Desterritorizandome
2016 / sound-art

Research Framework: Experimental Ethnography and Sound Archaeology
Developed during a 2015 artist-in-residence at the Universidad Nacional de Colombia's Faculty of Fine Arts in Bogotá, Desterritorizandome represents an experimental ethnographic approach to sound archaeology through the investigation of the Marimba de Chonta, a traditional instrument from Colombia's Pacific Coast. This electroacoustic composition emerges from research into the cultural and acoustic implications of tuning system transformations in traditional instruments.
Conceptual Methodology
The project employs Édouard Glissant's concept of "archipelago thinking" and "trace thought," prioritizing fragility and intuition over systematic completion. Rather than aspiring to comprehensive ethnographic documentation, the work embraces a poetic relation that imagines the unspoken through what Glissant terms "erratic character and unpredictability" in opposition to rigid thought systems.
Technical Investigation
The research focuses on the acoustic phenomenon occurring when traditional Marimba de Chonta tuning encounters Western chromatic temperament. The composition exploits the acoustic beats generated when oscillators with slightly different frequencies create spectral components that were previously absent—a "phantom phenomenon" used to generate timbral transformations reflecting the instrument's internal sonic logic.
Compositional Structure
(Des)territorizandome (disonancias) functions as an exploration of the Marimba de Chonta's sonic anatomy through:
- Sampling methodology: Traditional and chromatic marimba tunings
- Synthesis techniques: Harmonic oscillators and white noise generation
- Sonification processes: GPS trajectory data controlling oscillator frequencies
- Spatial design: 4-channel surround system with dedicated low-frequency channel
- Microtonal exploration: Breaking numerical ratios of chromatic scales
Performance Technology
The live performance utilizes Max/MSP programming to create a computer improvisation instrument that generates acoustic coincidences within a dynamic spatial sound organization.
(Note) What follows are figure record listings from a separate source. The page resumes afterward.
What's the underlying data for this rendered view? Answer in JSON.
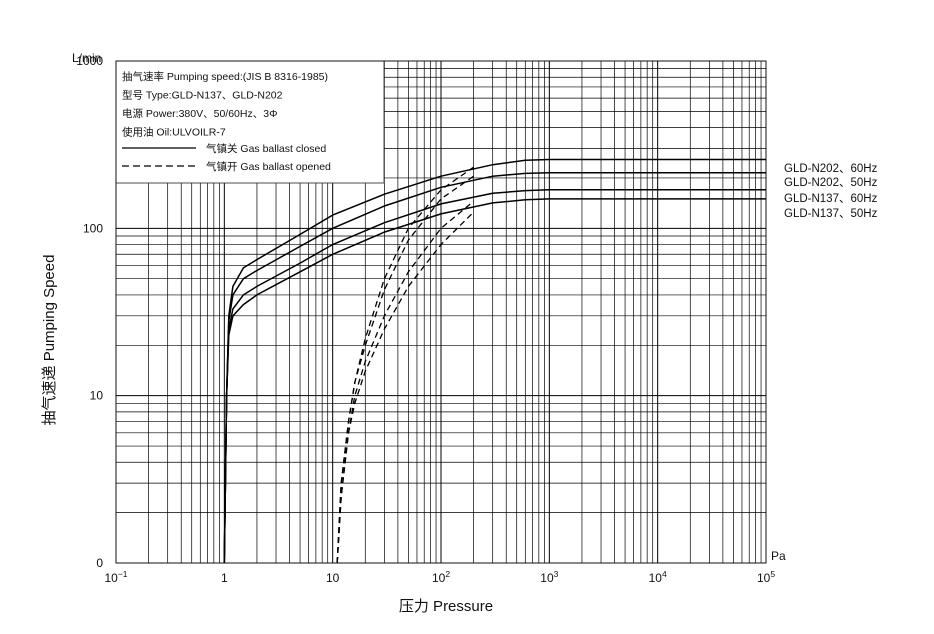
{
  "chart_data": {
    "type": "line",
    "x_scale": "log",
    "y_scale": "log",
    "xlim": [
      0.1,
      100000
    ],
    "ylim": [
      1,
      1000
    ],
    "xlabel": "压力 Pressure",
    "ylabel": "抽气速递 Pumping Speed",
    "x_unit": "Pa",
    "y_unit": "L/min",
    "x_ticks": [
      {
        "value": 0.1,
        "base": "10",
        "exp": "−1"
      },
      {
        "value": 1,
        "base": "1",
        "exp": ""
      },
      {
        "value": 10,
        "base": "10",
        "exp": ""
      },
      {
        "value": 100,
        "base": "10",
        "exp": "2"
      },
      {
        "value": 1000,
        "base": "10",
        "exp": "3"
      },
      {
        "value": 10000,
        "base": "10",
        "exp": "4"
      },
      {
        "value": 100000,
        "base": "10",
        "exp": "5"
      }
    ],
    "y_ticks": [
      {
        "value": 1,
        "label": "0"
      },
      {
        "value": 10,
        "label": "10"
      },
      {
        "value": 100,
        "label": "100"
      },
      {
        "value": 1000,
        "label": "1000"
      }
    ],
    "grid": true,
    "info_lines": [
      "抽气速率 Pumping speed:(JIS B 8316-1985)",
      "型号 Type:GLD-N137、GLD-N202",
      "电源 Power:380V、50/60Hz、3Φ",
      "使用油 Oil:ULVOILR-7"
    ],
    "legend": [
      {
        "style": "solid",
        "label": "气镇关 Gas ballast closed"
      },
      {
        "style": "dashed",
        "label": "气镇开 Gas ballast opened"
      }
    ],
    "series": [
      {
        "name": "GLD-N202、60Hz",
        "closed": [
          [
            1.0,
            1.0
          ],
          [
            1.05,
            10
          ],
          [
            1.1,
            30
          ],
          [
            1.2,
            45
          ],
          [
            1.5,
            58
          ],
          [
            2,
            65
          ],
          [
            5,
            92
          ],
          [
            10,
            120
          ],
          [
            30,
            160
          ],
          [
            100,
            205
          ],
          [
            300,
            240
          ],
          [
            600,
            255
          ],
          [
            1000,
            258
          ],
          [
            100000,
            258
          ]
        ],
        "opened": [
          [
            11,
            1.0
          ],
          [
            12,
            3
          ],
          [
            14,
            7
          ],
          [
            16,
            12
          ],
          [
            20,
            22
          ],
          [
            30,
            50
          ],
          [
            50,
            100
          ],
          [
            100,
            170
          ],
          [
            200,
            232
          ]
        ]
      },
      {
        "name": "GLD-N202、50Hz",
        "closed": [
          [
            1.0,
            1.0
          ],
          [
            1.05,
            10
          ],
          [
            1.1,
            28
          ],
          [
            1.2,
            40
          ],
          [
            1.5,
            50
          ],
          [
            2,
            56
          ],
          [
            5,
            78
          ],
          [
            10,
            100
          ],
          [
            30,
            136
          ],
          [
            100,
            176
          ],
          [
            300,
            205
          ],
          [
            600,
            213
          ],
          [
            1000,
            215
          ],
          [
            100000,
            215
          ]
        ],
        "opened": [
          [
            11,
            1.0
          ],
          [
            12,
            3
          ],
          [
            14,
            7
          ],
          [
            16,
            12
          ],
          [
            20,
            20
          ],
          [
            30,
            43
          ],
          [
            50,
            85
          ],
          [
            100,
            150
          ],
          [
            200,
            205
          ]
        ]
      },
      {
        "name": "GLD-N137、60Hz",
        "closed": [
          [
            1.0,
            1.0
          ],
          [
            1.05,
            10
          ],
          [
            1.1,
            25
          ],
          [
            1.2,
            33
          ],
          [
            1.5,
            40
          ],
          [
            2,
            45
          ],
          [
            5,
            62
          ],
          [
            10,
            80
          ],
          [
            30,
            108
          ],
          [
            100,
            140
          ],
          [
            300,
            162
          ],
          [
            600,
            168
          ],
          [
            1000,
            170
          ],
          [
            100000,
            170
          ]
        ],
        "opened": [
          [
            11,
            1.0
          ],
          [
            12,
            2.5
          ],
          [
            14,
            6
          ],
          [
            16,
            10
          ],
          [
            20,
            16
          ],
          [
            30,
            30
          ],
          [
            50,
            55
          ],
          [
            100,
            100
          ],
          [
            200,
            145
          ]
        ]
      },
      {
        "name": "GLD-N137、50Hz",
        "closed": [
          [
            1.0,
            1.0
          ],
          [
            1.05,
            10
          ],
          [
            1.1,
            23
          ],
          [
            1.2,
            30
          ],
          [
            1.5,
            35
          ],
          [
            2,
            40
          ],
          [
            5,
            55
          ],
          [
            10,
            70
          ],
          [
            30,
            95
          ],
          [
            100,
            122
          ],
          [
            300,
            142
          ],
          [
            600,
            148
          ],
          [
            1000,
            150
          ],
          [
            100000,
            150
          ]
        ],
        "opened": [
          [
            11,
            1.0
          ],
          [
            12,
            2.5
          ],
          [
            14,
            6
          ],
          [
            16,
            9
          ],
          [
            20,
            14
          ],
          [
            30,
            25
          ],
          [
            50,
            45
          ],
          [
            100,
            80
          ],
          [
            200,
            125
          ]
        ]
      }
    ]
  }
}
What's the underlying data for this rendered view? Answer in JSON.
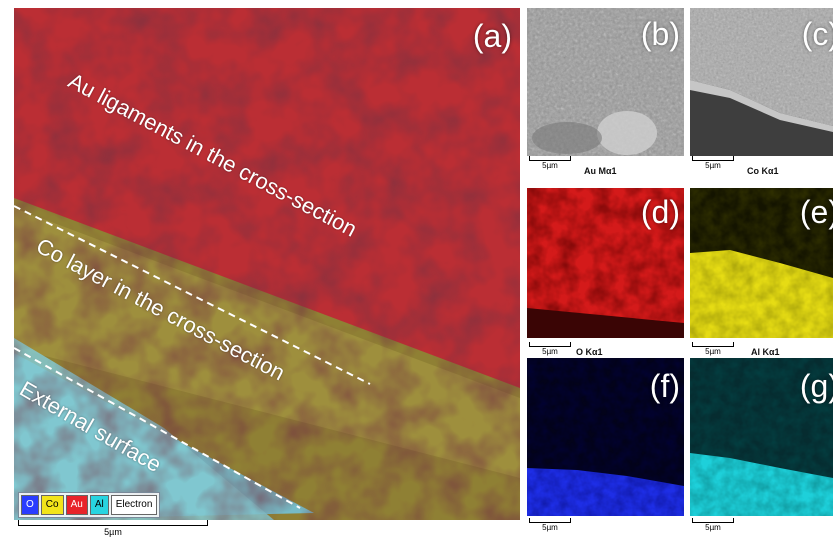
{
  "panels": {
    "a": {
      "label": "(a)"
    },
    "b": {
      "label": "(b)"
    },
    "c": {
      "label": "(c)"
    },
    "d": {
      "label": "(d)"
    },
    "e": {
      "label": "(e)"
    },
    "f": {
      "label": "(f)"
    },
    "g": {
      "label": "(g)"
    }
  },
  "annotations": {
    "au": "Au ligaments in the cross-section",
    "co": "Co layer in the cross-section",
    "ext": "External surface"
  },
  "legend": [
    "O",
    "Co",
    "Au",
    "Al",
    "Electron"
  ],
  "legend_colors": {
    "O": "#2a3cff",
    "Co": "#f2e41a",
    "Au": "#e8232a",
    "Al": "#28d4e0",
    "Electron": "#ffffff"
  },
  "scale": "5µm",
  "element_captions": {
    "d": "Au Mα1",
    "e": "Co Kα1",
    "f": "O Kα1",
    "g": "Al Kα1"
  }
}
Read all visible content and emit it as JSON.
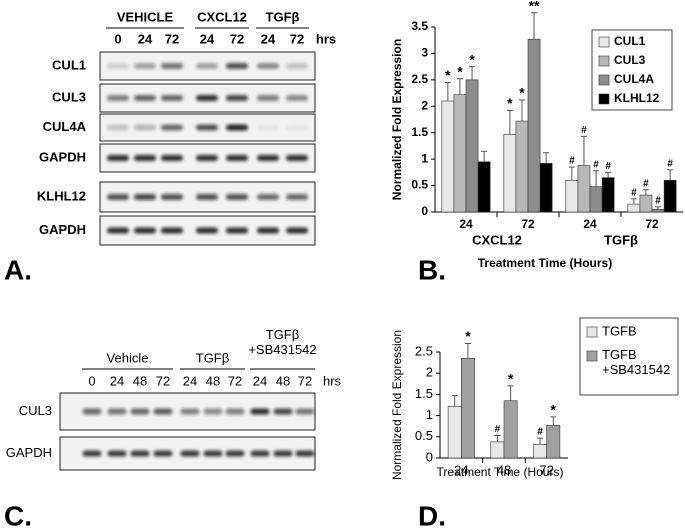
{
  "panel_labels": [
    "A.",
    "B.",
    "C.",
    "D."
  ],
  "blot_a": {
    "columns": [
      {
        "label": "VEHICLE",
        "lanes": [
          "0",
          "24",
          "72"
        ]
      },
      {
        "label": "CXCL12",
        "lanes": [
          "24",
          "72"
        ]
      },
      {
        "label": "TGFβ",
        "lanes": [
          "24",
          "72"
        ]
      }
    ],
    "unit": "hrs",
    "rows": [
      "CUL1",
      "CUL3",
      "CUL4A",
      "GAPDH",
      "KLHL12",
      "GAPDH"
    ]
  },
  "blot_c": {
    "columns": [
      {
        "label": "Vehicle",
        "lanes": [
          "0",
          "24",
          "48",
          "72"
        ]
      },
      {
        "label": "TGFβ",
        "lanes": [
          "24",
          "48",
          "72"
        ]
      },
      {
        "label": "TGFβ +SB431542",
        "lanes": [
          "24",
          "48",
          "72"
        ]
      }
    ],
    "unit": "hrs",
    "rows": [
      "CUL3",
      "GAPDH"
    ]
  },
  "chart_data": [
    {
      "type": "bar",
      "ylabel": "Normalized Fold Expression",
      "xlabel": "Treatment Time (Hours)",
      "categories": [
        "24",
        "72",
        "24",
        "72"
      ],
      "group_labels": [
        "CXCL12",
        "TGFβ"
      ],
      "ylim": [
        0,
        3.5
      ],
      "yticks": [
        0,
        0.5,
        1,
        1.5,
        2,
        2.5,
        3,
        3.5
      ],
      "grid": false,
      "legend": "upper right",
      "series": [
        {
          "name": "CUL1",
          "color": "#e8e8e8",
          "values": [
            2.1,
            1.47,
            0.6,
            0.15
          ],
          "errors": [
            0.35,
            0.45,
            0.25,
            0.1
          ],
          "annotations": [
            "*",
            "*",
            "#",
            "#"
          ]
        },
        {
          "name": "CUL3",
          "color": "#b8b8b8",
          "values": [
            2.22,
            1.72,
            0.88,
            0.32
          ],
          "errors": [
            0.3,
            0.4,
            0.55,
            0.1
          ],
          "annotations": [
            "*",
            "*",
            "#",
            "#"
          ]
        },
        {
          "name": "CUL4A",
          "color": "#8c8c8c",
          "values": [
            2.5,
            3.27,
            0.48,
            0.05
          ],
          "errors": [
            0.25,
            0.5,
            0.3,
            0.05
          ],
          "annotations": [
            "*",
            "**",
            "#",
            "#"
          ]
        },
        {
          "name": "KLHL12",
          "color": "#000000",
          "values": [
            0.95,
            0.92,
            0.65,
            0.6
          ],
          "errors": [
            0.2,
            0.2,
            0.1,
            0.2
          ],
          "annotations": [
            null,
            null,
            "#",
            "#"
          ]
        }
      ]
    },
    {
      "type": "bar",
      "ylabel": "Normalized Fold Expression",
      "xlabel": "Treatment Time (Hours)",
      "categories": [
        "24",
        "48",
        "72"
      ],
      "ylim": [
        0,
        2.5
      ],
      "yticks": [
        0,
        0.5,
        1,
        1.5,
        2,
        2.5
      ],
      "grid": false,
      "legend": "outside right",
      "series": [
        {
          "name": "TGFB",
          "color": "#e8e8e8",
          "values": [
            1.22,
            0.38,
            0.32
          ],
          "errors": [
            0.25,
            0.15,
            0.15
          ],
          "annotations": [
            null,
            "#",
            "#"
          ]
        },
        {
          "name": "TGFB +SB431542",
          "color": "#a0a0a0",
          "values": [
            2.35,
            1.35,
            0.77
          ],
          "errors": [
            0.35,
            0.35,
            0.2
          ],
          "annotations": [
            "*",
            "*",
            "*"
          ]
        }
      ]
    }
  ]
}
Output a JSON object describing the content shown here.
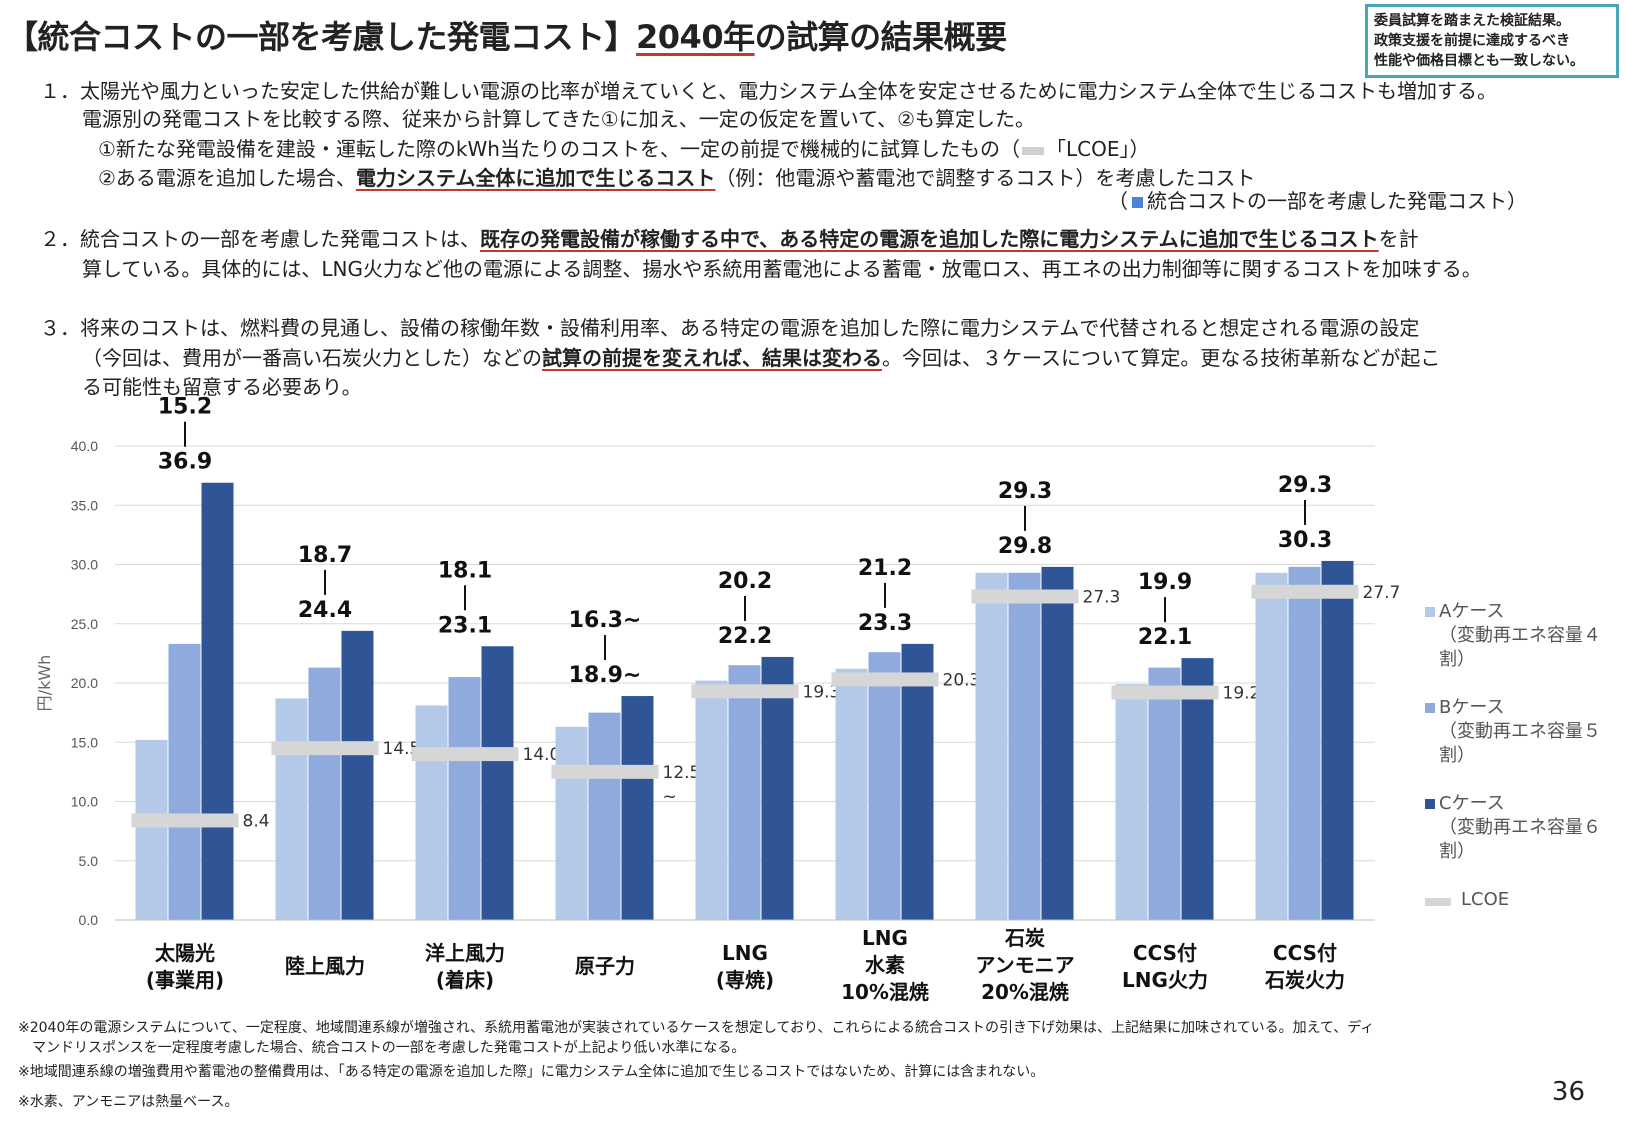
{
  "title_pre": "【統合コストの一部を考慮した発電コスト】",
  "title_hl": "2040年",
  "title_post": "の試算の結果概要",
  "note_box": [
    "委員試算を踏まえた検証結果。",
    "政策支援を前提に達成するべき",
    "性能や価格目標とも一致しない。"
  ],
  "p1": {
    "l1": "１．太陽光や風力といった安定した供給が難しい電源の比率が増えていくと、電力システム全体を安定させるために電力システム全体で生じるコストも増加する。",
    "l2": "電源別の発電コストを比較する際、従来から計算してきた①に加え、一定の仮定を置いて、②も算定した。",
    "l3a": "①新たな発電設備を建設・運転した際のkWh当たりのコストを、一定の前提で機械的に試算したもの（",
    "l3b": "「LCOE」）",
    "l4a": "②ある電源を追加した場合、",
    "l4u": "電力システム全体に追加で生じるコスト",
    "l4b": "（例：他電源や蓄電池で調整するコスト）を考慮したコスト",
    "l5a": "（",
    "l5b": "統合コストの一部を考慮した発電コスト）"
  },
  "p2": {
    "l1a": "２．統合コストの一部を考慮した発電コストは、",
    "l1u": "既存の発電設備が稼働する中で、ある特定の電源を追加した際に電力システムに追加で生じるコスト",
    "l1b": "を計",
    "l2": "算している。具体的には、LNG火力など他の電源による調整、揚水や系統用蓄電池による蓄電・放電ロス、再エネの出力制御等に関するコストを加味する。"
  },
  "p3": {
    "l1": "３．将来のコストは、燃料費の見通し、設備の稼働年数・設備利用率、ある特定の電源を追加した際に電力システムで代替されると想定される電源の設定",
    "l2a": "（今回は、費用が一番高い石炭火力とした）などの",
    "l2u": "試算の前提を変えれば、結果は変わる",
    "l2b": "。今回は、３ケースについて算定。更なる技術革新などが起こ",
    "l3": "る可能性も留意する必要あり。"
  },
  "chart_data": {
    "type": "bar",
    "ylabel": "円/kWh",
    "ylim": [
      0,
      40
    ],
    "yticks": [
      "0.0",
      "5.0",
      "10.0",
      "15.0",
      "20.0",
      "25.0",
      "30.0",
      "35.0",
      "40.0"
    ],
    "categories": [
      "太陽光\n(事業用)",
      "陸上風力",
      "洋上風力\n(着床)",
      "原子力",
      "LNG\n(専焼)",
      "LNG\n水素\n10%混焼",
      "石炭\nアンモニア\n20%混焼",
      "CCS付\nLNG火力",
      "CCS付\n石炭火力"
    ],
    "series": [
      {
        "name": "Aケース",
        "sub": "（変動再エネ容量４割）",
        "color": "#b4c9e8",
        "values": [
          15.2,
          18.7,
          18.1,
          16.3,
          20.2,
          21.2,
          29.3,
          19.9,
          29.3
        ]
      },
      {
        "name": "Bケース",
        "sub": "（変動再エネ容量５割）",
        "color": "#8faadc",
        "values": [
          23.3,
          21.3,
          20.5,
          17.5,
          21.5,
          22.6,
          29.3,
          21.3,
          29.8
        ]
      },
      {
        "name": "Cケース",
        "sub": "（変動再エネ容量６割）",
        "color": "#2f5597",
        "values": [
          36.9,
          24.4,
          23.1,
          18.9,
          22.2,
          23.3,
          29.8,
          22.1,
          30.3
        ]
      }
    ],
    "lcoe": {
      "name": "LCOE",
      "color": "#d6d6d6",
      "values": [
        8.4,
        14.5,
        14.0,
        12.5,
        19.3,
        20.3,
        27.3,
        19.2,
        27.7
      ],
      "labels": [
        "8.4",
        "14.5",
        "14.0",
        "12.5\n~",
        "19.3",
        "20.3",
        "27.3",
        "19.2",
        "27.7"
      ]
    },
    "range_labels": [
      [
        "15.2",
        "36.9"
      ],
      [
        "18.7",
        "24.4"
      ],
      [
        "18.1",
        "23.1"
      ],
      [
        "16.3~",
        "18.9~"
      ],
      [
        "20.2",
        "22.2"
      ],
      [
        "21.2",
        "23.3"
      ],
      [
        "29.3",
        "29.8"
      ],
      [
        "19.9",
        "22.1"
      ],
      [
        "29.3",
        "30.3"
      ]
    ]
  },
  "footnotes": [
    "※2040年の電源システムについて、一定程度、地域間連系線が増強され、系統用蓄電池が実装されているケースを想定しており、これらによる統合コストの引き下げ効果は、上記結果に加味されている。加えて、ディ",
    "マンドリスポンスを一定程度考慮した場合、統合コストの一部を考慮した発電コストが上記より低い水準になる。",
    "※地域間連系線の増強費用や蓄電池の整備費用は、「ある特定の電源を追加した際」に電力システム全体に追加で生じるコストではないため、計算には含まれない。",
    "※水素、アンモニアは熱量ベース。"
  ],
  "page_number": "36"
}
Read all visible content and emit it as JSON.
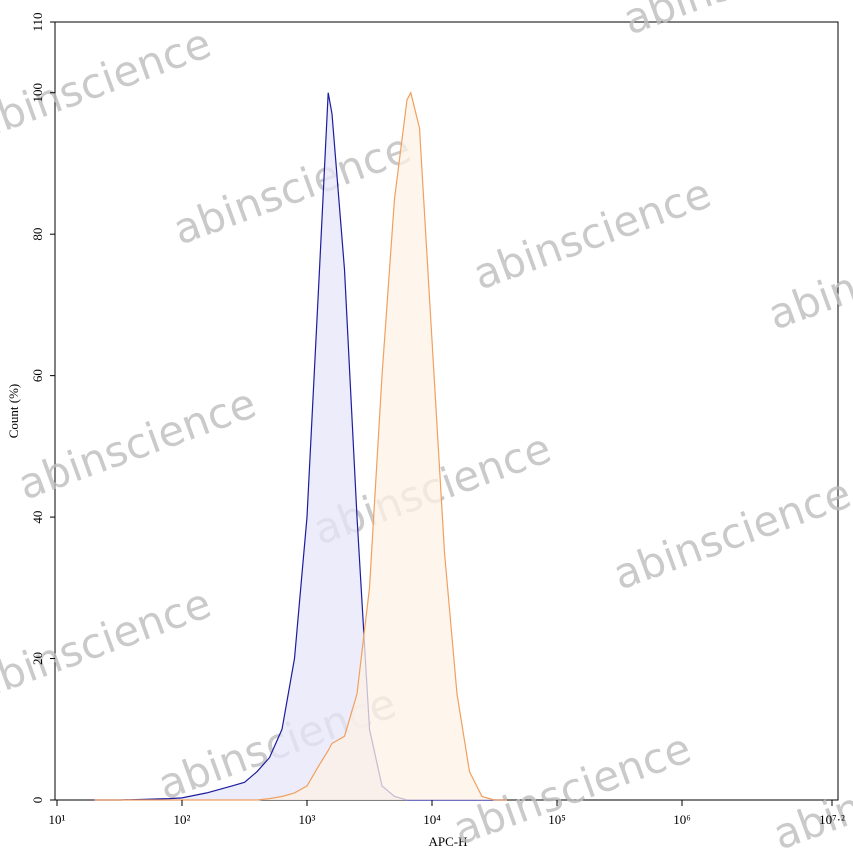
{
  "chart_data": {
    "type": "histogram-overlay",
    "x_label": "APC-H",
    "y_label": "Count (%)",
    "watermark": "abinscience",
    "xscale": "log",
    "x": [
      20,
      32,
      50,
      79,
      100,
      158,
      251,
      316,
      398,
      501,
      631,
      794,
      1000,
      1259,
      1479,
      1585,
      1995,
      2512,
      3162,
      3981,
      5012,
      6310,
      6761,
      7943,
      10000,
      12589,
      15849,
      19953,
      25119,
      31623,
      39811
    ],
    "series": [
      {
        "color": "#1c1c9e",
        "fill": "#e6e6fa",
        "values": [
          0,
          0,
          0.1,
          0.2,
          0.3,
          1,
          2,
          2.5,
          4,
          6,
          10,
          20,
          40,
          75,
          100,
          97,
          75,
          40,
          10,
          2,
          0.5,
          0,
          0,
          0,
          0,
          0,
          0,
          0,
          0,
          0,
          0
        ]
      },
      {
        "color": "#f0a060",
        "fill": "#fdf1e6",
        "values": [
          0,
          0,
          0,
          0,
          0,
          0,
          0,
          0,
          0,
          0.2,
          0.5,
          1,
          2,
          5,
          7,
          8,
          9,
          15,
          30,
          60,
          85,
          99,
          100,
          95,
          65,
          35,
          15,
          4,
          0.5,
          0,
          0
        ]
      }
    ],
    "xlim": [
      10,
      15848931.9
    ],
    "xticks": [
      {
        "value": 10,
        "label": "10¹"
      },
      {
        "value": 100,
        "label": "10²"
      },
      {
        "value": 1000,
        "label": "10³"
      },
      {
        "value": 10000,
        "label": "10⁴"
      },
      {
        "value": 100000,
        "label": "10⁵"
      },
      {
        "value": 1000000,
        "label": "10⁶"
      },
      {
        "value": 15848931.9,
        "label": "10⁷·²"
      }
    ],
    "ylim": [
      0,
      110
    ],
    "yticks": [
      0,
      20,
      40,
      60,
      80,
      100,
      110
    ]
  }
}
The circular rotation system adds movement complementing synthesis-generated acoustic phenomena.
Cultural Context
The work addresses the tension between ancestral sonic memory embedded in the Chonta marimba's materiality and its contemporary urban transformation. As one interviewee noted: "The marimba is the sound of rain, flowing rivers, and the jungle"—acknowledging how the instrument's acoustic properties change between forest and urban environments.
Research Outcomes
This project demonstrates how experimental ethnography can address cultural preservation through technological meditation, using acoustic beating phenomena as metaphor for the interference between past and present. The work contributes to discussions on how traditional knowledge systems adapt to contemporary contexts while maintaining cultural specificity.
Academic Collaboration
Developed in cooperation with Camilo Rojas (composition student) and Maestro Roberto García at the Experimental Sound Laboratory, with theoretical guidance from Prof. Siegfried Zielinski's Media Archaeology program.
Premiered at the Universidad Nacional de Colombia Faculty of Fine Arts as part of the artistic research presentation program.